# I trust you like



## Bean (5 Jul 2006)

As you all know I dislike the public glare of posting images of my work ................ so I nervously post this

Spalted Sycamore Box, finished with Oil























Here's hoping [-o<


----------



## Jake (5 Jul 2006)

I like that a lot, really a lot, and I normally am pretty unmoved by boxes.

I love the feeling of poised movement - kind of crouched to pounce. Very elegant.


----------



## DaveL (6 Jul 2006)

Bean,

Yet another good one.  You seem to find the most interesting of timbers and then use then to very nice effect. 8)

But you have got to get a tripod, my eyes are bad enough with out the camera shake. ](*,)


----------



## Colin C (6 Jul 2006)

Hi Bean,
It is a very nice box and you must have bean nervous as all of your pic have the shakes :shock: :wink:


----------



## CHJ (6 Jul 2006)

Interesting shape and atractive wood, but you must take more water with it next time :lol:


----------



## Paul Chapman (6 Jul 2006)

Very nice, Bean =D> 

Paul


----------



## Adam (6 Jul 2006)

I too like it - I like the idea of the handle in the lid being different from the other side but made from a single piece of the lid.

Very nice.

Adam


----------



## dedee (6 Jul 2006)

Bean, very nice style and choice of wood.

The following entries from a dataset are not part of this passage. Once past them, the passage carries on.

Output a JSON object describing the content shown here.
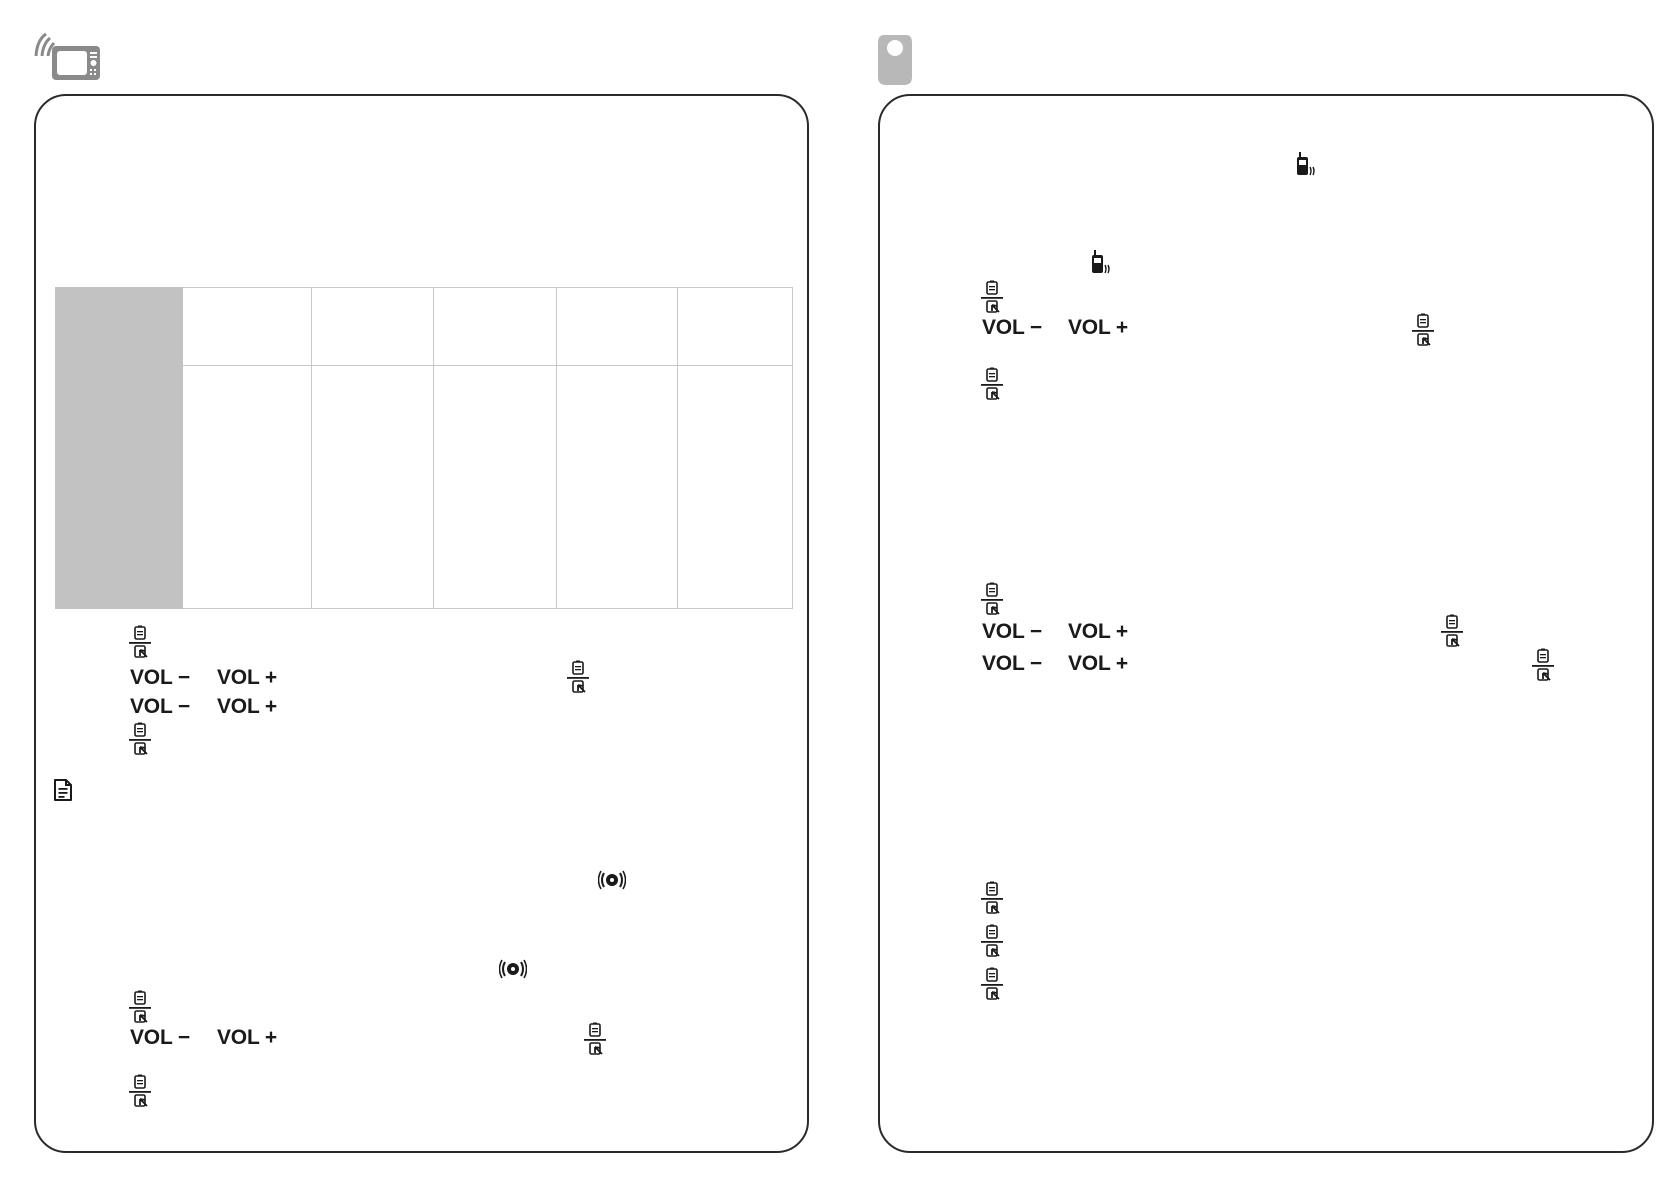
{
  "left_panel": {
    "header_icon": "monitor-parent-unit-icon",
    "table": {
      "columns": 6,
      "rows": 2,
      "header_color": "#c2c2c2",
      "border_color": "#c8c8c8"
    },
    "vol_rows_top": [
      {
        "minus": "VOL −",
        "plus": "VOL +"
      },
      {
        "minus": "VOL −",
        "plus": "VOL +"
      }
    ],
    "vol_rows_bottom": [
      {
        "minus": "VOL −",
        "plus": "VOL +"
      }
    ],
    "note_icon": "note-document-icon",
    "alarm_icon": "alarm-signal-icon"
  },
  "right_panel": {
    "header_icon": "baby-unit-icon",
    "vibrate_icon": "vibrate-phone-icon",
    "vol_rows_top": [
      {
        "minus": "VOL −",
        "plus": "VOL +"
      }
    ],
    "vol_rows_bottom": [
      {
        "minus": "VOL −",
        "plus": "VOL +"
      },
      {
        "minus": "VOL −",
        "plus": "VOL +"
      }
    ]
  },
  "colors": {
    "border": "#2a2a2a",
    "icon_gray": "#9a9a9a",
    "text": "#1a1a1a"
  }
}
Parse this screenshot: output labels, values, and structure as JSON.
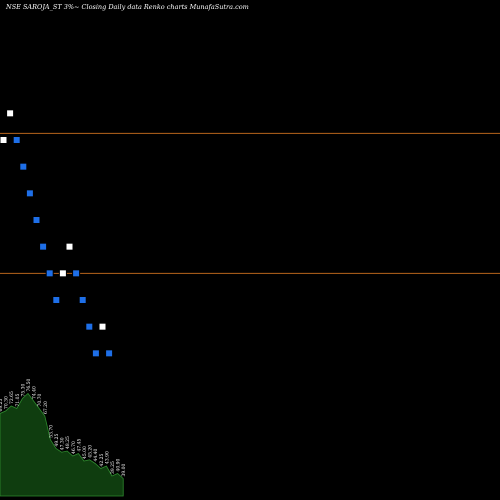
{
  "chart_data": {
    "type": "renko",
    "title": "NSE SAROJA_ST 3%~  Closing Daily data  Renko  charts MunafaSutra.com",
    "brick_size_pct": 3,
    "price_range": [
      54,
      81
    ],
    "reference_lines": [
      72.5,
      62.0
    ],
    "bricks": [
      {
        "dir": "up",
        "value": 72.0
      },
      {
        "dir": "up",
        "value": 74.0
      },
      {
        "dir": "down",
        "value": 72.0
      },
      {
        "dir": "down",
        "value": 70.0
      },
      {
        "dir": "down",
        "value": 68.0
      },
      {
        "dir": "down",
        "value": 66.0
      },
      {
        "dir": "down",
        "value": 64.0
      },
      {
        "dir": "down",
        "value": 62.0
      },
      {
        "dir": "down",
        "value": 60.0
      },
      {
        "dir": "up",
        "value": 62.0
      },
      {
        "dir": "up",
        "value": 64.0
      },
      {
        "dir": "down",
        "value": 62.0
      },
      {
        "dir": "down",
        "value": 60.0
      },
      {
        "dir": "down",
        "value": 58.0
      },
      {
        "dir": "down",
        "value": 56.0
      },
      {
        "dir": "up",
        "value": 58.0
      },
      {
        "dir": "down",
        "value": 56.0
      }
    ],
    "volume_labels": [
      "69.25",
      "70.30",
      "72.65",
      "71.05",
      "75.30",
      "76.50",
      "74.40",
      "70.70",
      "67.20",
      "53.70",
      "49.25",
      "47.30",
      "48.25",
      "46.70",
      "47.45",
      "45.00",
      "45.20",
      "44.40",
      "42.25",
      "43.90",
      "39.25",
      "40.90",
      "39.00"
    ],
    "volume_values": [
      66,
      68,
      72,
      70,
      78,
      82,
      76,
      70,
      64,
      45,
      38,
      35,
      36,
      32,
      34,
      28,
      29,
      26,
      22,
      24,
      16,
      18,
      14
    ],
    "colors": {
      "background": "#000000",
      "up_brick": "#ffffff",
      "down_brick": "#1e6fe8",
      "reference_line": "#b8651b",
      "volume_fill": "#0f3d0f",
      "volume_stroke": "#2e8b2e",
      "text": "#ffffff"
    }
  }
}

If you do not have a tripod you could try holding the camera against a solid object, ie cupboard, wall or door frame, or just rest it on a pile of books.

Andy


----------



## PowerTool (6 Jul 2006)

Same as all the above - very nice! (Shaky,but still very nice :wink: )

Andrew


----------



## nickson71 (6 Jul 2006)

looks good ........ pity the picture don't do it the justice it and you deserve


----------



## Corset (6 Jul 2006)

Like it very much. The box has a nice proportion to it i would like like to see some of the leg detail sans shake.


----------



## Anonymous (6 Jul 2006)

Lovely box Bean, absolutely beautiful

You need to remember - photo first, whisky later :wink: :lol:


----------



## Bean (6 Jul 2006)

Well thank you all, I am again humbled.

The shakes are fearsome I have tried another couple, here goes


----------



## JPEC (6 Jul 2006)

Bean,

That is a lovely box =D> 
The couple more whiskey's obviously did the trick with the pics :lol: 

Cheers ccasion5: 
Julian


----------



## Anonymous (6 Jul 2006)

How long did it take to make?


----------



## DaveL (7 Jul 2006)

Bean,

Looks even better now its not moving about. You must practise with the camera more, work in progress pictures for the next one? :roll:


----------



## Alf (7 Jul 2006)

So, Bean, tell us again; _why_ do you "dislike the public glare of posting images of your work"? It can only be out of kindness to all the woodworkers out there who are now deciding to jack in this woodworking lark 'cos they can't compete... :lol: 

Very nice - bet you could design yourself a nice wooden tripod too. :wink: 

Cheers, Alf


----------



## Bean (7 Jul 2006)

Tony are you being prompted ?? In answer I took about 6 hours in total last weekend. I also made it up as I went along. I really must get round to drawing something up before I make it :roll: 

Dave yes I need help  

Alf I just find it very hard, I am also very self critical.
I recieved a commission last year and only finally handed the cabinets over at gun point. I could still see a flaw.


----------



## Waka (8 Jul 2006)

Good looking box, I like the grain, very effective.


----------



## DaveL (8 Jul 2006)

Having seen and held this box today,  I can report that the pictures do not do it justice. =D> 

I am now waiting for the boxes to emerge from the high figured plank that was purchased. 

Don't forget Bean, work in progress pictures will let you practice the use of the camera!


----------



## Bean (9 Jul 2006)

:shock: what wip pictures aswell . .... ... .. . Too much Pressure Dave


----------